Tuesday, June 2, 2009

What's the Point?

From Alan Weber's Rules of Thumb:



Ask what’s the point of this exercise? It’s the most clarifying question you can ask. It’s the best thing you can do for yourself or anyone asking for advice. If you don’t know what the point of the exercise is, honestly, accurately, and crisply, then you’re going to wander a lot, wasting your time and energy on something you don’t really understand (11).

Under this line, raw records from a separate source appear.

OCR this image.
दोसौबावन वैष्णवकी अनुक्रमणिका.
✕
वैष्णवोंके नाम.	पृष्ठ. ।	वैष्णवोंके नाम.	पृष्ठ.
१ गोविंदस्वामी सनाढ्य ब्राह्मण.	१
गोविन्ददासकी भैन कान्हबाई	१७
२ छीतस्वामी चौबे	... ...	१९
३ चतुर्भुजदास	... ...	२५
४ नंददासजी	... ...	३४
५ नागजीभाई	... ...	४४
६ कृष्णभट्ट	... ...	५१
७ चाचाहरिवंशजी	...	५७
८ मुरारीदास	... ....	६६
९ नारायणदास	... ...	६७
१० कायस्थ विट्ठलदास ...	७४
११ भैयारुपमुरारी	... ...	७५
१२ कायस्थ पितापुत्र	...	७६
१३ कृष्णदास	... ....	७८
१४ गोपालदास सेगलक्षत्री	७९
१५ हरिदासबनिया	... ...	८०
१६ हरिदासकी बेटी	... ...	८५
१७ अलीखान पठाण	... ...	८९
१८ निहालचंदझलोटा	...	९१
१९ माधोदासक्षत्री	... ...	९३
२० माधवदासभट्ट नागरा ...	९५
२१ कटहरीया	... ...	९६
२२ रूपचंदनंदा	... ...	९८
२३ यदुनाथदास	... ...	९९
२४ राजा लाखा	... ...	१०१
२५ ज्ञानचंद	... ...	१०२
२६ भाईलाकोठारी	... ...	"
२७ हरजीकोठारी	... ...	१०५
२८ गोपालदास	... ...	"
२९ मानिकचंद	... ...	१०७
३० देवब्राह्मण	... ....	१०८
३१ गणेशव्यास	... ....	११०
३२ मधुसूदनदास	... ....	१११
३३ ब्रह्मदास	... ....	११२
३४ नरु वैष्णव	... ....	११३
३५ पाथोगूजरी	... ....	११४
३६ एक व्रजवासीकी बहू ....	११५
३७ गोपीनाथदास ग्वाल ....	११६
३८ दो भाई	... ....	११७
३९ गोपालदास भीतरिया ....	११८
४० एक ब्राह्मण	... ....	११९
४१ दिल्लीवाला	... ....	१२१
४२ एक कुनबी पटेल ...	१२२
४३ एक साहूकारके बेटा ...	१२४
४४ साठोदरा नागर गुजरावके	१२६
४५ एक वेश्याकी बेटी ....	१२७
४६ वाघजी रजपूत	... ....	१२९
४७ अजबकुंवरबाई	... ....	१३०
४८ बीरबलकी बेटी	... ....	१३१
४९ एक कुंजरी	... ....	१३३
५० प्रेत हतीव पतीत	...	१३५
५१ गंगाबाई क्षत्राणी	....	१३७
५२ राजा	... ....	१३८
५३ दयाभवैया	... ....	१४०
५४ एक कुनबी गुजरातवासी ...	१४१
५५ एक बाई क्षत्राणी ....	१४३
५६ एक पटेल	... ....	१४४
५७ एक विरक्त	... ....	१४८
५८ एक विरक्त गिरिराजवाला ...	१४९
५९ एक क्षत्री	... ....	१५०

This little exercise certainly allows a person or an organization to find clarity amidst all of its activities and programs. When I think of church life, typical answers to this question might include the following:
  • Tradition (or we've always done it)- now this isn't a terrible answer to this question, as most things get started with a good answer to the "what's the point" question. But as time goes on, we get less clear on what that original answer was.
  • Confused purpose (or I think the point is this when we really do it for this)- several years ago when Hillcrest stopped doing Sunday School, much of the argument against stopping Sunday School focused on a missing discipleship opportunity. But when I'd actually talk to people about what they missed about Sunday School, their reasons were ones of relationships or fellowship (I'll miss seeing so and so, it's the only place I connect, etc) then they were of content and discipleship. When we're unclear on the point, the misunderstandings can be significant.
I think over the last few years at Hillcrest and the times that we have either moved away from certain programs or altered different programs, this question and our answer(s) to it really drove much of the momentum and change.